Son okuduğum kitap, Antonia Fraser’in Cromwell biyografisi. 750 sayfa. Sıradan bir taşra politikacısının yükselip, diktatör ve padişah olma öyküsü.
Birkaç gözlem.
1- Devlet yönetmek biraz sanat, ama daha çok bilim, objektif şartları var. Maksat, otoriteyi kurmak ve korumak olunca, çok da fazla seçeneğin yok, belli bir yola giriyorsun. Hayalperest devrim fikirleriyle de başlasan, sonunda I. Charles’tan çok da farkın olmayan bir yere geliyorsun. Bkz: Napolyon. Bkz: Atatürk ve Abdülhamid.
2- Devrim, otoritenin çöktüğü yer. Alışılmış otorite çökünce, yenisini inşa etmek kolay iş değil. Her kafadan bir ses çıkar, sesini duyuramazsın. Duyurman -ve çoğu zaman kelleni koruman- için elinde sağlam, sadık ve silahlı bir güç olması lazım. Lenin’inki, Bolşevik Parti idi. Cromwell’inki, New Model Army.

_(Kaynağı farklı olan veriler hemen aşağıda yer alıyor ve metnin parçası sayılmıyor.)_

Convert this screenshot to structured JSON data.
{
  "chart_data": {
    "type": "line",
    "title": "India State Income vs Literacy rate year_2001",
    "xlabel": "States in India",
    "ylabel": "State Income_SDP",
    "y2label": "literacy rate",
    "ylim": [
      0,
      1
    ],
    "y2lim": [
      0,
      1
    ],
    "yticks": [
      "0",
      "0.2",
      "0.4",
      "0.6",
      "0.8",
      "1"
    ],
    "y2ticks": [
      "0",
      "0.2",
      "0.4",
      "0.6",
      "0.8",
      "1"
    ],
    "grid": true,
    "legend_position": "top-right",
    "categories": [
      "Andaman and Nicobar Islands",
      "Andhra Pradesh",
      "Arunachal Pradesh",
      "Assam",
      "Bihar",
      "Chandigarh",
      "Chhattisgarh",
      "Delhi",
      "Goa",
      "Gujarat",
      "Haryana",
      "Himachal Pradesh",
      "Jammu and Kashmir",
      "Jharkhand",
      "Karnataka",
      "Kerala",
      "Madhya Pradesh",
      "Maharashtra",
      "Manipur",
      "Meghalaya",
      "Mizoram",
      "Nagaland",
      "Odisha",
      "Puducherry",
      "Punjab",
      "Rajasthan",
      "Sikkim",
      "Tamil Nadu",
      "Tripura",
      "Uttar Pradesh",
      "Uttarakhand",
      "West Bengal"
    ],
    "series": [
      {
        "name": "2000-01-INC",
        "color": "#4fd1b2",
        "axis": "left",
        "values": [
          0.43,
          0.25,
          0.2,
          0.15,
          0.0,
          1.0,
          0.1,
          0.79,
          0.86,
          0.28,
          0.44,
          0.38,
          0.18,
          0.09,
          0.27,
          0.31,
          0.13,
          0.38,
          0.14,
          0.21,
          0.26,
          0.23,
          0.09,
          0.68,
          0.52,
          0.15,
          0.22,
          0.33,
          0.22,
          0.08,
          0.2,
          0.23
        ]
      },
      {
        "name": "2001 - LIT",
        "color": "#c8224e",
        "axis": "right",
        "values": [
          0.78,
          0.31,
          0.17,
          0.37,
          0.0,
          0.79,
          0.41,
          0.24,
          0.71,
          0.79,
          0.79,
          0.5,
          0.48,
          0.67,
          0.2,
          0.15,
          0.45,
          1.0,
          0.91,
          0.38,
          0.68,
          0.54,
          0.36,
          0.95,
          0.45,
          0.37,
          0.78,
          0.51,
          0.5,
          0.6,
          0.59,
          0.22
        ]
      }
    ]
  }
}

Kariyerinin dönüm noktası, 1648’de Putney’deki Ordu Konseyi. Çığırından çıkma eğilimi gösteren bir ortamda, ordunun en radikal taleplerine destek vermiş. Sonra adım adım aşırı unsurları temizlemiş, orduyu kendi iktidarının sakin ve muhafazakar bir aracına dönüştürmüş. (Ama sonuna dek, orduya gebe kalmış. 1657’de taç ve hanedan projesinden, ordudaki yoldaşlarının itirazı nedeniyle vazgeçmek zorunda kalmış.)
3- Siyasette din, tarihin her çağında sahtekarlık unsuru. Üstelik, gözü olan herkes bunu görmüş. Fransa elçisi raporunda “hypocrite” deyip, geçmiş. (Ki, raporun muhatabı başvekil Mazarin de sonuçta kardinaldir.) Halk şairleri, Püritenlerin din bezirganlığıyla dalga geçmiş. Buna rağmen, halk nezdinde dini şarlatanlığın çağlar boyunca etkisini yitirmemesi, şaşırtıcı.
Belki de oyunu riskli oynayan Lider’in, etrafındaki akil adamları baypas edip, halka gitmesinin yoludur. Gözlerini belertip, “Allah (cc) öyle emretti.” dedin mi, nazırlarına elbette susmak düşer. Ahali de bunu bilir, hisseder, Allah’ın emrettiğine inandığından değil; nazırların ezilmesi hoşuna gittiğinden, sana inanmış görünür.
4- Büyük adamların kariyerinde belirleyici unsur: Şans. Büyük işler yapmak için, büyük riskler almak lazım. Objektif olarak bakarsan, bunların çoğu yanlış politikadır; yani kaybetme ihtimali, kazanma ihtimalinden büyüktür. O yüzden Lider’in çevresindeki akil adamlar her zaman “Abi etme, yapma, vazgeç” diye didinirler. Mantık ve ihtimal hesabı açısından onlar haklıdır. Ama tarih, kumar oynayıp kaybedenleri yazmaz ki! Marston Moor’da veya Naseby’de zar öbür türlü gelseydi, bugün Cromwell adını kaç kişi duymuş olurdu?
Bundan iki sonuç çıkaralım.
-Büyük Adam’ın etrafında bir süre sonra akil kimse kalmaz, şakşakçılar ile çanak yalayanlar kalır. Kaçınılmaz bir süreçtir. Tanım icabı, Büyük Adam = aklın sesine kulak asmayan adam.
-Zar aleyhte gelirse, bittin. Ama akil adamların itirazlarına rağmen zarı atıp, tutturursan; “Allah benimle” duygusuna kapılman, kaçınılmaz bir şey. Ondan sonra artık kimse seni durduramaz. Her başarıdan sonra, seni frenlemeye çalışan akil adamları biraz daha hor görmeye başlarsın.
Yani, bir kere Büyük Adamlık kariyerine girdin mi, geri dönmek zor. Her rauntta oyunu büyütmek zorundasın, ta ki ayağın sürçünceye kadar.
Büyük İskender dünyayı fethetmeye çıktığında, etrafındaki aklı başında adamlar, ne öğüt vermişlerdi sizce?